Malgré les tensions récentes entre les États-Unis et l’Europe au sujet de l’avenir du Groenland, la ministre Rachel Reeves a déclaré dans un entretien avec le site d’information américain CNBC que le Royaume-Uni et les États-Unis restaient des alliés proches. Elle a mis en avant l’importance durable de leur relation, citant les liens solides qui les unissent dans des domaines tels que le renseignement militaire, le monde universitaire et le commerce. Mme Reeves a insisté sur la volonté commune d’éviter une escalade, car celle-ci serait préjudiciable aux deux pays.
Délicatesse diplomatique
Tout en affirmant la position du Royaume-Uni sur le Groenland, Reeves a reconnu la délicatesse de la situation diplomatique.
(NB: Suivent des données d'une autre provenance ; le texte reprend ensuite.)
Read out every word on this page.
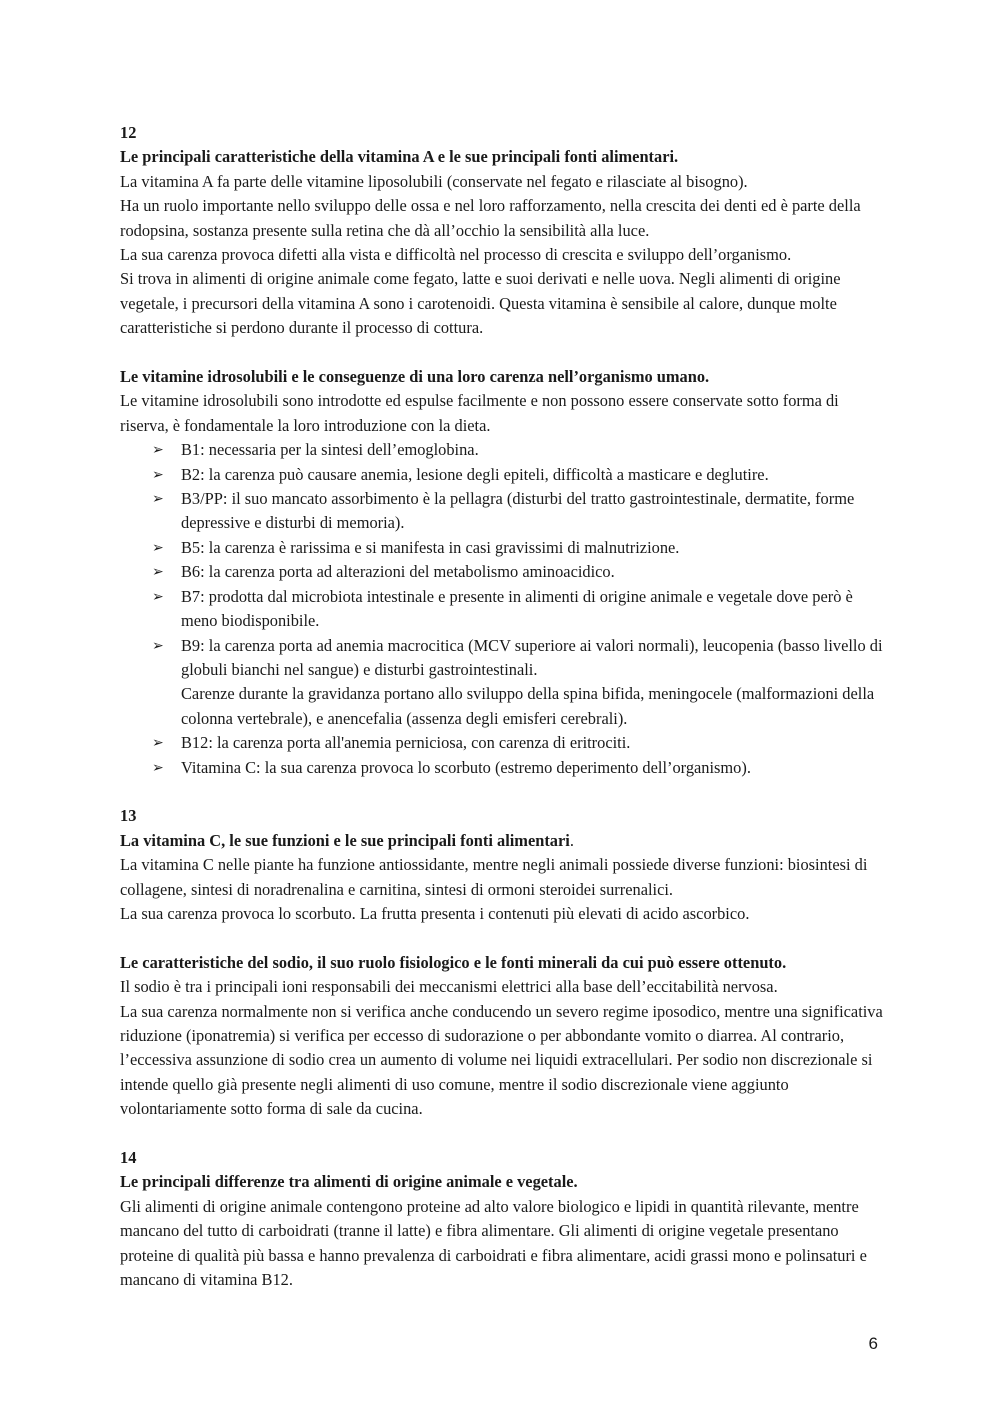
12

Le principali caratteristiche della vitamina A e le sue principali fonti alimentari.

La vitamina A fa parte delle vitamine liposolubili (conservate nel fegato e rilasciate al bisogno).

Ha un ruolo importante nello sviluppo delle ossa e nel loro rafforzamento, nella crescita dei denti ed è parte della rodopsina, sostanza presente sulla retina che dà all’occhio la sensibilità alla luce.

La sua carenza provoca difetti alla vista e difficoltà nel processo di crescita e sviluppo dell’organismo.

Si trova in alimenti di origine animale come fegato, latte e suoi derivati e nelle uova. Negli alimenti di origine vegetale, i precursori della vitamina A sono i carotenoidi. Questa vitamina è sensibile al calore, dunque molte caratteristiche si perdono durante il processo di cottura.

Le vitamine idrosolubili e le conseguenze di una loro carenza nell’organismo umano.

Le vitamine idrosolubili sono introdotte ed espulse facilmente e non possono essere conservate sotto forma di riserva, è fondamentale la loro introduzione con la dieta.

➢ B1: necessaria per la sintesi dell’emoglobina.
➢ B2: la carenza può causare anemia, lesione degli epiteli, difficoltà a masticare e deglutire.
➢ B3/PP: il suo mancato assorbimento è la pellagra (disturbi del tratto gastrointestinale, dermatite, forme depressive e disturbi di memoria).
➢ B5: la carenza è rarissima e si manifesta in casi gravissimi di malnutrizione.
➢ B6: la carenza porta ad alterazioni del metabolismo aminoacidico.
➢ B7: prodotta dal microbiota intestinale e presente in alimenti di origine animale e vegetale dove però è meno biodisponibile.
➢ B9: la carenza porta ad anemia macrocitica (MCV superiore ai valori normali), leucopenia (basso livello di globuli bianchi nel sangue) e disturbi gastrointestinali.
Carenze durante la gravidanza portano allo sviluppo della spina bifida, meningocele (malformazioni della colonna vertebrale), e anencefalia (assenza degli emisferi cerebrali).
➢ B12: la carenza porta all'anemia perniciosa, con carenza di eritrociti.
➢ Vitamina C: la sua carenza provoca lo scorbuto (estremo deperimento dell’organismo).

13

La vitamina C, le sue funzioni e le sue principali fonti alimentari.

La vitamina C nelle piante ha funzione antiossidante, mentre negli animali possiede diverse funzioni: biosintesi di collagene, sintesi di noradrenalina e carnitina, sintesi di ormoni steroidei surrenalici.

La sua carenza provoca lo scorbuto. La frutta presenta i contenuti più elevati di acido ascorbico.

Le caratteristiche del sodio, il suo ruolo fisiologico e le fonti minerali da cui può essere ottenuto.

Il sodio è tra i principali ioni responsabili dei meccanismi elettrici alla base dell’eccitabilità nervosa.

La sua carenza normalmente non si verifica anche conducendo un severo regime iposodico, mentre una significativa riduzione (iponatremia) si verifica per eccesso di sudorazione o per abbondante vomito o diarrea. Al contrario, l’eccessiva assunzione di sodio crea un aumento di volume nei liquidi extracellulari. Per sodio non discrezionale si intende quello già presente negli alimenti di uso comune, mentre il sodio discrezionale viene aggiunto volontariamente sotto forma di sale da cucina.

14

Le principali differenze tra alimenti di origine animale e vegetale.

Gli alimenti di origine animale contengono proteine ad alto valore biologico e lipidi in quantità rilevante, mentre mancano del tutto di carboidrati (tranne il latte) e fibra alimentare. Gli alimenti di origine vegetale presentano proteine di qualità più bassa e hanno prevalenza di carboidrati e fibra alimentare, acidi grassi mono e polinsaturi e mancano di vitamina B12.

6
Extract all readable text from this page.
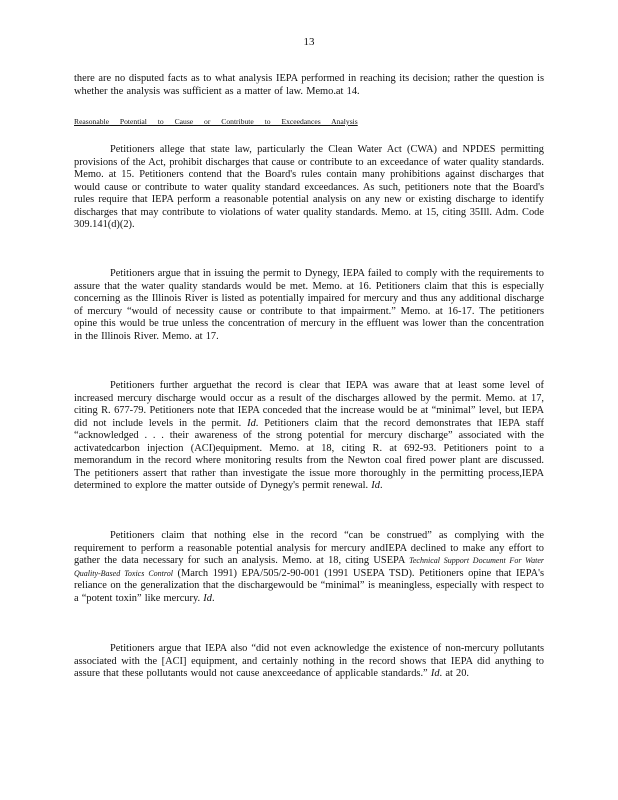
13

there are no disputed facts as to what analysis IEPA performed in reaching its decision; rather the question is whether the analysis was sufficient as a matter of law. Memo.at 14.

Reasonable Potential to Cause or Contribute to Exceedances Analysis

Petitioners allege that state law, particularly the Clean Water Act (CWA) and NPDES permitting provisions of the Act, prohibit discharges that cause or contribute to an exceedance of water quality standards. Memo. at 15. Petitioners contend that the Board's rules contain many prohibitions against discharges that would cause or contribute to water quality standard exceedances. As such, petitioners note that the Board's rules require that IEPA perform a reasonable potential analysis on any new or existing discharge to identify discharges that may contribute to violations of water quality standards. Memo. at 15, citing 35Ill. Adm. Code 309.141(d)(2).

Petitioners argue that in issuing the permit to Dynegy, IEPA failed to comply with the requirements to assure that the water quality standards would be met. Memo. at 16. Petitioners claim that this is especially concerning as the Illinois River is listed as potentially impaired for mercury and thus any additional discharge of mercury “would of necessity cause or contribute to that impairment.” Memo. at 16-17. The petitioners opine this would be true unless the concentration of mercury in the effluent was lower than the concentration in the Illinois River. Memo. at 17.

Petitioners further arguethat the record is clear that IEPA was aware that at least some level of increased mercury discharge would occur as a result of the discharges allowed by the permit. Memo. at 17, citing R. 677-79. Petitioners note that IEPA conceded that the increase would be at “minimal” level, but IEPA did not include levels in the permit. Id. Petitioners claim that the record demonstrates that IEPA staff “acknowledged . . . their awareness of the strong potential for mercury discharge” associated with the activatedcarbon injection (ACI)equipment. Memo. at 18, citing R. at 692-93. Petitioners point to a memorandum in the record where monitoring results from the Newton coal fired power plant are discussed. The petitioners assert that rather than investigate the issue more thoroughly in the permitting process,IEPA determined to explore the matter outside of Dynegy's permit renewal. Id.

Petitioners claim that nothing else in the record “can be construed” as complying with the requirement to perform a reasonable potential analysis for mercury andIEPA declined to make any effort to gather the data necessary for such an analysis. Memo. at 18, citing USEPA Technical Support Document For Water Quality-Based Toxics Control (March 1991) EPA/505/2-90-001 (1991 USEPA TSD). Petitioners opine that IEPA's reliance on the generalization that the dischargewould be “minimal” is meaningless, especially with respect to a “potent toxin” like mercury. Id.

Petitioners argue that IEPA also “did not even acknowledge the existence of non-mercury pollutants associated with the [ACI] equipment, and certainly nothing in the record shows that IEPA did anything to assure that these pollutants would not cause anexceedance of applicable standards.” Id. at 20.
La menace du président américain Donald Trump d’imposer des droits de douane au Royaume-Uni et à d’autres pays européens souligne la complexité de la question.
Le Premier ministre britannique Keir Starmer s’est activement engagé dans la diplomatie, tirant parti de ses relations avec Trump pour décourager la prise de contrôle du Groenland et l’imposition potentielle de droits de douane. Les dirigeants européens ont constamment appelé au dialogue tout en défendant la souveraineté du Danemark et du Groenland.
Un facteur de complication
Ajoutant une autre couche de complexité, Trump a récemment critiqué la décision du Royaume-Uni de transférer la souveraineté des îles Chagos à Maurice, un accord qui comprend la location de la base militaire de Diego Garcia – une installation conjointe du Royaume-Uni et des États-Unis – moyennant une redevance annuelle substantielle.
Cette mesure, qui avait pourtant été soutenue par la Maison Blanche dans le passé, a été dénoncée par Trump comme « un acte d’une grande stupidité ».
Impact sur les accords commerciaux existants
L’incertitude entourant le Groenland et les droits de douane potentiels a jeté le doute sur la solidité de la « relation spéciale » entre le Royaume-Uni et les États-Unis. L’impact sur les accords commerciaux existants reste incertain. Cependant, le secrétaire américain au Commerce, Howard Lutnick, s’est dit confiant que ces accords ne seraient pas affectés.
Le secrétaire britannique au Commerce, Peter Kyle, a fait écho à ce sentiment, établissant un parallèle avec les précédents différends commerciaux qui ont été résolus avec succès. Il a souligné la nécessité de prendre des décisions calmes et rationnelles pour surmonter les défis actuels.